Upgrading CRDs in Kubernetes
Today, I was performing a routine update in my Kubernetes cluster and I
encountered a unique error in ArgoCD. I thought the update to Cert
Manager, from 1.6.1
to 1.7.1
would be a
simple one due to SemVer, but a CRD issue stopped me from upgrading.
That issue, while easily fixable if I’d just read the release notes, led me to an interesting journey about CRD deprecations.
The Error
When I tried to sync, ArgoCD spat out a scary looking error message about all the CRDs:
I’d missed the note on the ArtifactHub
page
stating that I should check the release notes for Cert
Manager.
Turns out, they’d removed a bunch of old CRD versions in 1.7.0
. That’s cool,
they also mention using their tool cmctl
to easily do this.
While I could just grab their cmctl
and run it blindly, I thought it’d be fun
to investigate this issue from a pure Kubernetes perspective. What if I needed
to do this with one of my own CRDs or someone else had a CRD that we needed
deprecate and they didn’t provide a THINGctl
?
I started looking for documents related to status.storedVersions
since that’s
what my error was and found there’s a section specifically on this topic named
upgrading existing object to a new stored
version.
What is storedVersions
The API documents states that storedVersions
:
The API server records each version which has ever been marked as the storage version in the status field storedVersions. Objects may have been persisted at any version that has ever been designated as a storage version. No objects can exist in storage at a version that has never been a storage version.
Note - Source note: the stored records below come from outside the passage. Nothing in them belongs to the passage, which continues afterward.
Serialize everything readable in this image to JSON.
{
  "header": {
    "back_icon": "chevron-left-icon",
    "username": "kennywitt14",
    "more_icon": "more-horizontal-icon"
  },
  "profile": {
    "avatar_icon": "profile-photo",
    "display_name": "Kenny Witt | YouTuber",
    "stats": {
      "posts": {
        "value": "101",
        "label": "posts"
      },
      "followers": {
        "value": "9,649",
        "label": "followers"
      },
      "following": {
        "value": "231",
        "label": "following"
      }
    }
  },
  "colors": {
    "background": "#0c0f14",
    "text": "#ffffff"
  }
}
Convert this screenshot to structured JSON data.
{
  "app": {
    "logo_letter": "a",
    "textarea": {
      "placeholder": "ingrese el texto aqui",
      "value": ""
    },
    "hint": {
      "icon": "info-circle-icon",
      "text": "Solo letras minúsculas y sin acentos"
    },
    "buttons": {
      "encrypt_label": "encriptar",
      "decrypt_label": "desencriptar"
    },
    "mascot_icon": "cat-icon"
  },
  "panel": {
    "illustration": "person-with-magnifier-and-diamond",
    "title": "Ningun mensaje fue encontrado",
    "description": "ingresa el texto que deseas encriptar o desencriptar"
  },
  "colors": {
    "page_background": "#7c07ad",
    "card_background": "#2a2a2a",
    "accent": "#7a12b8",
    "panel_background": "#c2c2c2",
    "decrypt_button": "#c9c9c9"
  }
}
Let’s have a look at status.storedVersions
in my ClusterIssuers
CRD, since I
know I have one and at one point it was v1alpha2
.
kubectl get crd clusterissuers.cert-manager.io -o yaml | \
yq e '.status.storedVersions' -
- v1alpha2
- v1
This means that at some point I’ve had a v1alpha2
and a v1
version of this
CRD installed. This does not mean that I’ve had instances of each of these, just
that the CRD definition existed at each of these API versions. For my cluster
this means I was not very good at updating Cert Manager 😞.
Fixing our CRD
The reason this is “broken” is that the new version no longer has v1alpha2
in
it, so Kubernetes is trying to protect us by saying “hey man, at some point you
had v1alpha2
in your cluster, but you’re trying to remove it from the CRD!
This might mean some of your stuff won’t work!” Thanks Captain
Kube!
The process is effectively:
- verify that we don’t have any more of the old Custom Resources
- I performed this validation at the repo level
- kubent is a great tool for this and you can use it with CRDs!
- patch the status to remove the clusters’ memory of them
- upgrade the CRD spec to a version that removes the deprecated versions
We can use the patch
operation combined with kube proxy
as stated in the
docs
to remove the v1alpha2
CRD storedVersion
:
kubectl proxy &
curl --header "Content-Type: application/json-patch+json" \
--request PATCH http://localhost:8001/apis/apiextensions.k8s.io/v1/customresourcedefinitions/clusterissuers.cert-manager.io/status \
--data '[{"op": "replace", "path": "/status/storedVersions", "value":["v1"]}]'
This will return the CRD and you should be able to verify it no longer has the
old storedVersion
:
kubectl get crd clusterissuers.cert-manager.io -o yaml | \
yq e '.status.storedVersions' -
- v1
Awesome, we’re ready to rock now and can go sync ArgoCD!